10À partir de 1908, l’École coloniale met en place une classe préparatoire intégrée à l’école même et destinée à préparer au concours d’entrée quelle que soit la section visée par le candidat. Ce système se généralise à partir de 1927 et des classes préparatoires sont alors créées dans une dizaine de lycées, allant des établissements les plus prestigieux comme les lycées parisiens Henri IV et Louis le Grand, à des établissements provinciaux moins côtés (dont un à Toulouse).
11Peu de choses changèrent jusqu’au décret du 30 octobre 1950 qui réforma l’entrée à l’École en la rapprochant du modèle de l’École nationale d’administration (ENA) créée en 1945. Désormais, le concours d’entrée est commun aux trois sections, une section d’inspection du travail ayant été créée en 1949. Les élèves reçus au concours choisissaient leur section en fonction de leur position de classement. Il existait un concours A, destiné aux étudiants, et un concours B réservé à des fonctionnaires coloniaux déjà en poste. Concernant la section magistrature, le concours A était réservé aux hommes âgés de 18 à 26 ans5, bachelier en droit, la licence se préparant en parallèle de la formation dispensée à l’École. Quant au concours B, il était réservé à des hommes âgés de plus de 35 ans, titulaires d’un baccalauréat en droit, ayant servi au moins quatre ans outre-mer ou seulement deux ans s’ils avaient exercé en tant que juge de paix pendant au moins douze mois.

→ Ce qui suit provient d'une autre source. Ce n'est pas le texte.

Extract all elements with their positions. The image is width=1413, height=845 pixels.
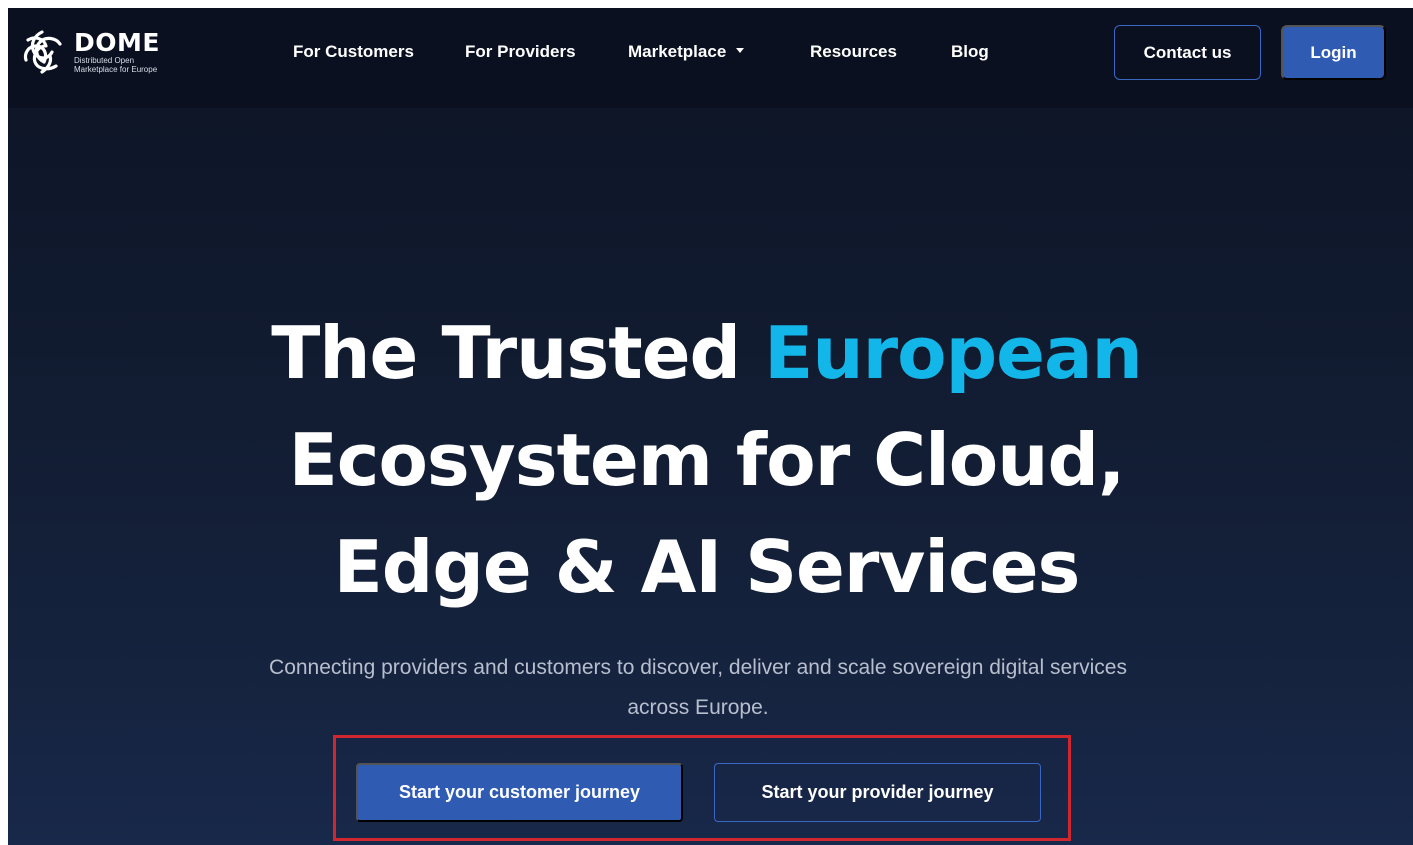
nav-resources[interactable]: Resources — [810, 42, 897, 62]
brand-tagline-line2: Marketplace for Europe — [74, 65, 158, 74]
top-navbar: DOME Distributed Open Marketplace for Eu… — [8, 8, 1413, 108]
start-customer-journey-button[interactable]: Start your customer journey — [356, 763, 683, 822]
login-button[interactable]: Login — [1281, 25, 1386, 80]
brand-text: DOME Distributed Open Marketplace for Eu… — [74, 28, 160, 75]
hero-subtitle: Connecting providers and customers to di… — [269, 656, 1127, 719]
start-provider-journey-button[interactable]: Start your provider journey — [714, 763, 1041, 822]
nav-blog[interactable]: Blog — [951, 42, 989, 62]
hero-title-accent: European — [764, 311, 1143, 395]
brand-tagline-line1: Distributed Open — [74, 56, 135, 65]
dome-logo-icon — [23, 30, 62, 74]
nav-marketplace-label: Marketplace — [628, 42, 727, 61]
nav-for-providers[interactable]: For Providers — [465, 42, 576, 62]
brand-logo[interactable]: DOME Distributed Open Marketplace for Eu… — [16, 26, 160, 78]
contact-us-button[interactable]: Contact us — [1114, 25, 1261, 80]
hero-title-part1: The Trusted — [271, 311, 741, 395]
hero-title-line2: Ecosystem for Cloud, — [288, 418, 1126, 502]
nav-marketplace[interactable]: Marketplace — [628, 42, 745, 62]
hero-title-line3: Edge & AI Services — [333, 525, 1081, 609]
page: DOME Distributed Open Marketplace for Eu… — [8, 8, 1413, 845]
nav-for-customers[interactable]: For Customers — [293, 42, 414, 62]
caret-down-icon — [736, 48, 745, 54]
brand-name: DOME — [74, 28, 160, 57]
hero-title: The Trusted European Ecosystem for Cloud… — [8, 300, 1405, 621]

12D’autres réformes tardives visèrent à ouvrir encore plus grand les portes de l’ENFOM. Ainsi, le décret du 14 mai 1956 créait un concours C pour les étudiants originaires d’outre-mer6 qui intégraient alors l’École comme les étudiants ayant satisfait au concours A. Fut également créé un cycle de perfectionnement appelé officieusement concours D et réservé aux cadres de l’administration ultramarine. De son côté, la section magistrature, devenue section judiciaire, était ouverte aux magistrats reçus à l’examen professionnel de la magistrature métropolitaine, mais désireux de rejoindre la magistrature coloniale. Ces derniers devaient alors suivre une formation supplémentaire avant de rejoindre les cadres coloniaux.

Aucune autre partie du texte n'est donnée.